I think we're getting over the hump here at TechED and people are starting to see the end of the week, tomorrow, but still there's a majority of die hard attendee's showing up before 8:30 in the morning for the first sessions; maybe they were just early for the donouts and expresso coffee's. In general people are settling down, the Speakers Lounge is less frantic, and people are just getting on with business; as compared with Monday when people were showing up, not knowing what they had to do and where they had to go.
Today I managed to get in Ron Jacobs SOA Patterns and Anti-Patterns session, and he seemed to score pretty high marks from the attendees. My main complaint was his sense of fashion.All the MSDN Webcast speakers had to wear a red cape (corney ! like a Superman cape) and the cape looked kinda goofy. Still, anything that seems these days to smell of SOA seems to be able to draw a crowd at least out of curiousity. I know John Evdemon was also supposed to tag team on the SOA Patterns talk but John had to be back in REdmond today for a meeting; so he says - maybe he was just chicken to wear the red cape.
I was going to go to Clemens Vasters session but skipped that one to sit on a repeat session the Office folks were doing on the new Office XML formats they're introducing with the next version of Office; internally code named "Office 12". The concept of saving and fooling around with documents in XML is intuitive, well I think it is, but the Office folks obviously come from a huge background in this space and based on their experience I think they're onto to something that already has a great 'sweet spot'; meaning they've considered a lot of extremely practical uses for the new XML format so anyone can build on Office documents. For more info you probably want to stop by http://www.microsoft.com/office/preview and for a good blog on the new Office XML material check out http://blogs.msdn.com/Brian_Jones
On the lighter side, I had a quick look at the audience evaluation results from all of yesterdays sessions and I liked the fact that a session given on "Internet Safety for Children" scored the highest marks over all the sessions yesterday. There were a lot of great talks, and some really good session marks, but it was just nice to see that topic score.
I also had a nice chat with someone from the Podcast crew - the same guy who crashed Don Boxes session and the scoop on that little stunt was the two guys (Don and the Podcaster) have a running game with each other for a few years; to interup in a friendly way each others talk.

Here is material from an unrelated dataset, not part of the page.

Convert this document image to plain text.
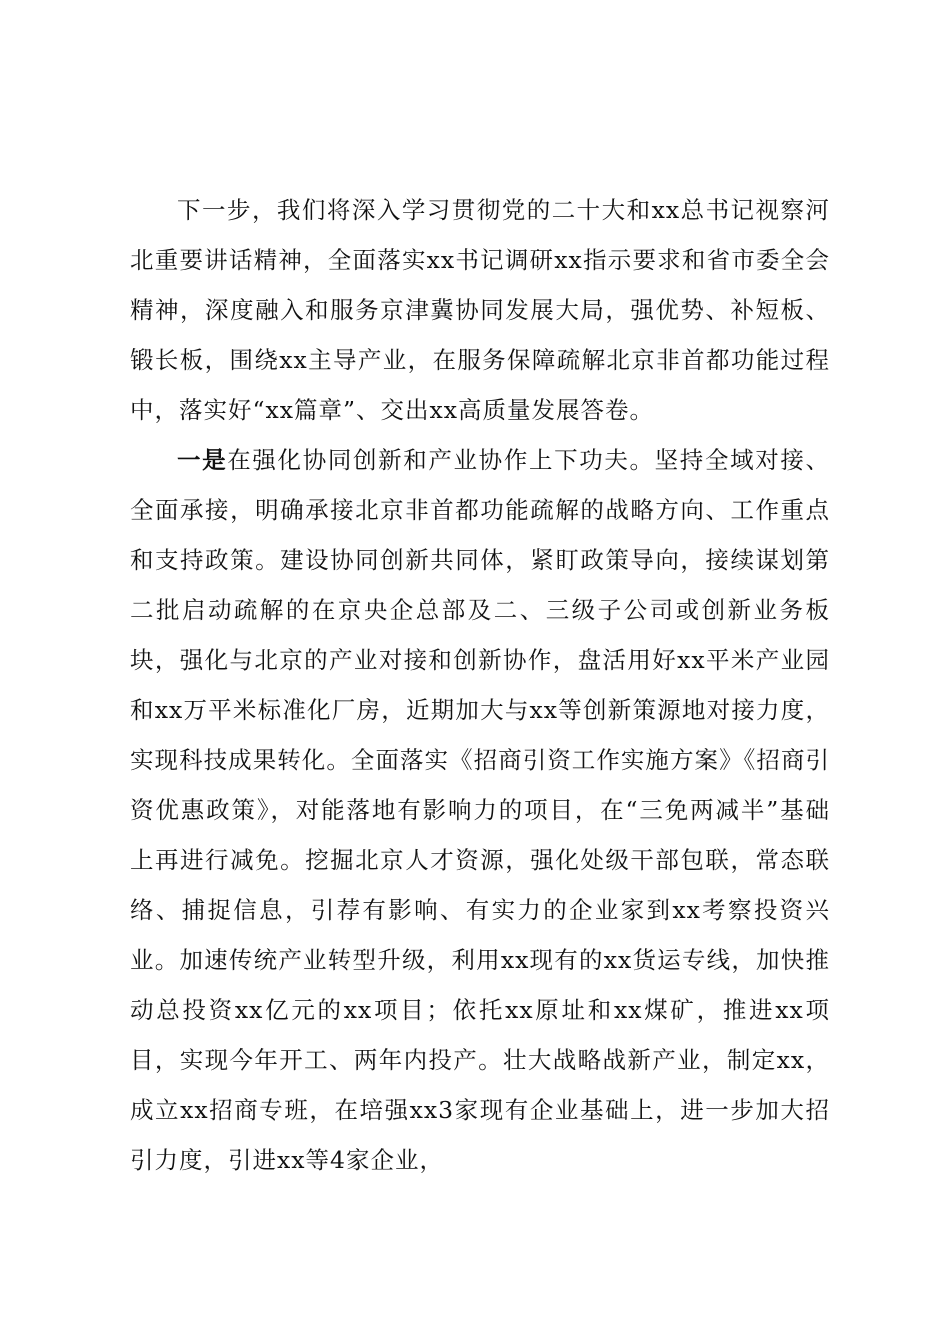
下一步，我们将深入学习贯彻党的二十大和xx总书记视察河北重要讲话精神，全面落实xx书记调研xx指示要求和省市委全会精神，深度融入和服务京津冀协同发展大局，强优势、补短板、锻长板，围绕xx主导产业，在服务保障疏解北京非首都功能过程中，落实好“xx篇章”、交出xx高质量发展答卷。

一是在强化协同创新和产业协作上下功夫。坚持全域对接、全面承接，明确承接北京非首都功能疏解的战略方向、工作重点和支持政策。建设协同创新共同体，紧盯政策导向，接续谋划第二批启动疏解的在京央企总部及二、三级子公司或创新业务板块，强化与北京的产业对接和创新协作，盘活用好xx平米产业园和xx万平米标准化厂房，近期加大与xx等创新策源地对接力度，实现科技成果转化。全面落实《招商引资工作实施方案》《招商引资优惠政策》，对能落地有影响力的项目，在“三免两减半”基础上再进行减免。挖掘北京人才资源，强化处级干部包联，常态联络、捕捉信息，引荐有影响、有实力的企业家到xx考察投资兴业。加速传统产业转型升级，利用xx现有的xx货运专线，加快推动总投资xx亿元的xx项目；依托xx原址和xx煤矿，推进xx项目，实现今年开工、两年内投产。壮大战略战新产业，制定xx，成立xx招商专班，在培强xx3家现有企业基础上，进一步加大招引力度，引进xx等4家企业，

It seems, at a last conference, while one speaker was on stage still speaking but running over time - the other speaker just walked on stage and started doing his laptop setup. In return, at the next speaking event, the other speaker did a similar stunt on stage; I'm just not sure who started the 'tradition'.
One thing I also found out from the Podcasters was their Segway's have 3 'electronic keys'; a 3 mph key, a 4 mph key and a 16 mph key. The gripe from the Podcast crew was they were not given the 16 mph key :-) Wonder why! Seriously I hear there's lots of good traffic to the Postcasts, and I thought they would have close to 100 video's to download by the end of TechED.
Got to clean up my presentation now for tomorrow, and meet the audio crew this evening for a sound check. Max Morris comes in from Seattle later today and plan is for a little dinner after we both get our sound checks done. Max is doing a sister presentation on SOA management (from the Technical view point, while I do a Business view point) right after my SOA Management talk tomorrow.